Rafay Systems is making it simpler to build and deploy artificial intelligence (AI) applications on Kubernetes clusters by adding support for graphical processing units (GPUs) to its management platform.

Additionally, the company is adding an AI Suite to its portfolio that provides data scientists and developers with pre-configured workspaces and pipelines based on a set of best machine learning operations (MLOps) practices.

Rafay Systems CEO, Haseeb Budhani, said the goal is to make it simpler for IT teams to deploy frameworks such as Kubeflow to build and deploy AI applications in Kubernetes environments based on the available GPU resources that can be dynamically allocated and time-sliced as needed.

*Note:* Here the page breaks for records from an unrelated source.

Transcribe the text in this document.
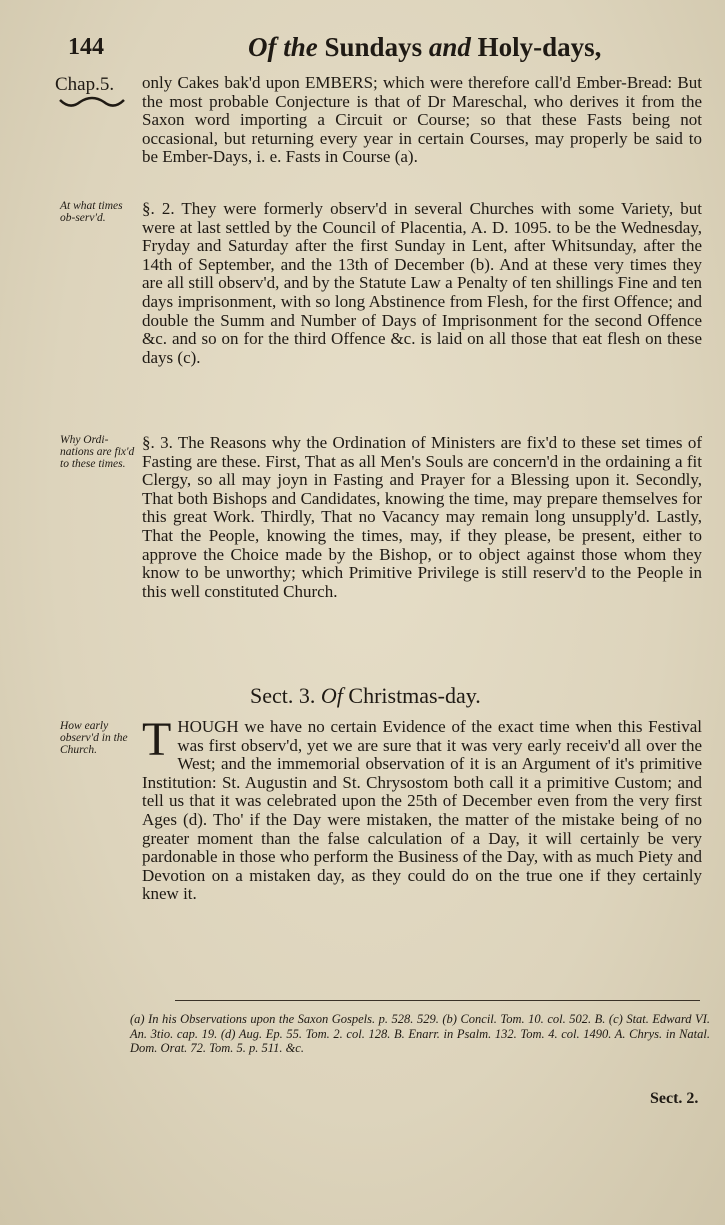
144	Of the Sundays and Holy-days,
Chap.5.
At what times ob-serv'd.
Why Ordi-nations are fix'd to these times.
How early observ'd in the Church.

only Cakes bak'd upon EMBERS; which were therefore call'd Ember-Bread: But the most probable Conjecture is that of Dr Mareschal, who derives it from the Saxon word importing a Circuit or Course; so that these Fasts being not occasional, but returning every year in certain Courses, may properly be said to be Ember-Days, i. e. Fasts in Course (a).

§. 2. They were formerly observ'd in several Churches with some Variety, but were at last settled by the Council of Placentia, A. D. 1095. to be the Wednesday, Fryday and Saturday after the first Sunday in Lent, after Whitsunday, after the 14th of September, and the 13th of December (b). And at these very times they are all still observ'd, and by the Statute Law a Penalty of ten shillings Fine and ten days imprisonment, with so long Abstinence from Flesh, for the first Offence; and double the Summ and Number of Days of Imprisonment for the second Offence &c. and so on for the third Offence &c. is laid on all those that eat flesh on these days (c).

§. 3. The Reasons why the Ordination of Ministers are fix'd to these set times of Fasting are these. First, That as all Men's Souls are concern'd in the ordaining a fit Clergy, so all may joyn in Fasting and Prayer for a Blessing upon it. Secondly, That both Bishops and Candidates, knowing the time, may prepare themselves for this great Work. Thirdly, That no Vacancy may remain long unsupply'd. Lastly, That the People, knowing the times, may, if they please, be present, either to approve the Choice made by the Bishop, or to object against those whom they know to be unworthy; which Primitive Privilege is still reserv'd to the People in this well constituted Church.

Sect. 3. Of Christmas-day.
T HOUGH we have no certain Evidence of the exact time when this Festival was first observ'd, yet we are sure that it was very early receiv'd all over the West; and the immemorial observation of it is an Argument of it's primitive Institution: St. Augustin and St. Chrysostom both call it a primitive Custom; and tell us that it was celebrated upon the 25th of December even from the very first Ages (d). Tho' if the Day were mistaken, the matter of the mistake being of no greater moment than the false calculation of a Day, it will certainly be very pardonable in those who perform the Business of the Day, with as much Piety and Devotion on a mistaken day, as they could do on the true one if they certainly knew it.

(a) In his Observations upon the Saxon Gospels. p. 528. 529. (b) Concil. Tom. 10. col. 502. B. (c) Stat. Edward VI. An. 3tio. cap. 19. (d) Aug. Ep. 55. Tom. 2. col. 128. B. Enarr. in Psalm. 132. Tom. 4. col. 1490. A. Chrys. in Natal. Dom. Orat. 72. Tom. 5. p. 511. &c.
Sect. 2.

In addition, Rafay has embedded compliance and governance tools to enable organizations to restrict access and apply prompt and cost controls to AI application development. That latter capability is especially critical given the high cost of acquiring or leasing GPUs in the cloud, noted Budhani.

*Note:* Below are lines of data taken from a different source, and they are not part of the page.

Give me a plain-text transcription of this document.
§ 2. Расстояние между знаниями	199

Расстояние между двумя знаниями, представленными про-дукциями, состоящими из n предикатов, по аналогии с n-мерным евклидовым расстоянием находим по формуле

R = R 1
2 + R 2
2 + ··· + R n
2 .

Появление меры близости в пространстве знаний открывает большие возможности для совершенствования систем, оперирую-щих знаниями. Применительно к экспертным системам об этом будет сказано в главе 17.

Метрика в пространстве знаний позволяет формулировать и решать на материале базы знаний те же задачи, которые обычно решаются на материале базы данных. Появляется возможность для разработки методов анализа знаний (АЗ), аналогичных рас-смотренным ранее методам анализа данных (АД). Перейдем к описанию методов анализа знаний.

Rafay is also investing in building its co-pilot using generative AI platforms to make it simpler to manage Kubernetes environments, Budhani added.

Platform-as-a-Service Environment

Initially focused on optimizing consumption of Kubernetes clusters, the platform provided by Rafay is evolving into a platform-as-a-service (PaaS) environment that can be deployed on-premises or in the cloud. Those capabilities are now being extended by adding support for Jupyter Notebooks and Virtual Studio Code (VSCode) tools to provide integrations with integrated developer environments (IDEs) to make it simpler for platform engineering teams to configure and manage self-service portals for developers and data scientists.

Kubernetes has evolved into a de facto standard for building and deploying AI applications. However, many organizations are still looking for ways to make the platform more accessible to developers and data scientists. At the same time, the open-source Kubernetes community continues to invest in providing capabilities such as scheduling management for batch-oriented applications.

There are alternatives such as SLURM that many organizations with high-performance computing (HPC) platforms have already invested in. As such, Rafay supports both Kubernetes and SLURM as organizations prefer, said Budhani.

It’s still early days so far as the building and deploying of AI applications is concerned but it’s already apparent that IT teams are taking on a larger role. Initially once seen as the purview of a data science team, more organizations are now tasking IT teams with managing the infrastructure needed to train and deploy AI models, noted Budhani.

It may be a while before organizations fully operationalize AI but as advances continue to be made the rate at which AI applications are built and deployed will accelerate. The challenge facing IT teams is managing that process at scale. Most organizations struggle to keep pace with existing demands for faster application development. The addition of AI models to the software development lifecycle will require software engineering teams to substantially rework workflows, to add support for essentially a new type of software artifact that just like any other will need to be continuously updated.